Charged hadrons and nuclear parton distributions in p(d)A collisions

TL;DR

This paper investigates how various experimental observables in p(d)A collisions can be used to better constrain nuclear gluon modifications, which are currently poorly determined, especially at the LHC energies.

Contribution

It demonstrates the sensitivity of specific observables to nuclear gluon modifications and highlights the potential of LHC measurements to improve global fits.

Findings

Nuclear modification factor and pseudorapidity asymmetry are highly sensitive to gluon modifications.

Sensitivity to gluon modifications is significantly higher at LHC energies than at RHIC.

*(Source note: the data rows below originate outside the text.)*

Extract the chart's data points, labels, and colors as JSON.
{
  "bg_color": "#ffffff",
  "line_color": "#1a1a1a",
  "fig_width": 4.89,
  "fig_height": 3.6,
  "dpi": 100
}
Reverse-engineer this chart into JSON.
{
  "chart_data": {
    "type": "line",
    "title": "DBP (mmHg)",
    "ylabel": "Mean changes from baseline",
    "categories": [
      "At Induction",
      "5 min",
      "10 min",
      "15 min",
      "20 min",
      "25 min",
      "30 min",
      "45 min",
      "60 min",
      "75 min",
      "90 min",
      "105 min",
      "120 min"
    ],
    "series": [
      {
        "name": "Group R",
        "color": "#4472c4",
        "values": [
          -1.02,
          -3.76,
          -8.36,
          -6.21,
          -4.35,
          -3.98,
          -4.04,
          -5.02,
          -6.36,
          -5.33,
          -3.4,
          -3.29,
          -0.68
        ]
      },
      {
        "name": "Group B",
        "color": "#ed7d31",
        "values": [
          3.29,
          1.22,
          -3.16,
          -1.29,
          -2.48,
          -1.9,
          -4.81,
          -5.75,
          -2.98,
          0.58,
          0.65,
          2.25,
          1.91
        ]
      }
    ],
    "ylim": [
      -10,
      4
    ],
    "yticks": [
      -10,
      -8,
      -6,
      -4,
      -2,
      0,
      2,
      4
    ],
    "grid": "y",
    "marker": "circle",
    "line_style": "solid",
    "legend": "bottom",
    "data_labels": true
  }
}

Charge ratio shows mild sensitivity, mainly at large Bjorken x.

Abstract

Nuclear gluon modifications are the least constrained component of current global fits to nuclear parton distributions, due to the inadequate constraining power of presently available experimental data from nuclear deep inelastic scattering and nuclear Drell-Yan lepton-pair production. A recent advance is the use of observables from relativistic nucleus-nucleus collisions to supplement the data pool for global fits. It is thus of interest to investigate the sensitivity of various experimental observables to different strengths of nuclear gluon modifications from large to small Bjorken $x$. In this work we utilize three recent global fits with different gluon strengths to investigate the sensitivity of three observables: nuclear modification factor, pseudorapidity asymmetry, and charge ratio. We observe that both nuclear modification factor and pseudorapidity asymmetry are quite sensitive to the strength of gluon modifications in a wide pseudorapidity interval. The sensitivity is greatly enhanced at LHC (Large Hadron Collider) energies relative to that at RHIC (Relativistic Heavy Ion Collider). The charge ratio is mildly sensitive only at large Bjorken x. Thus measurement of these observables in proton-lead collisions at the LHC affords the potential to further constrain gluon modifications in global fits.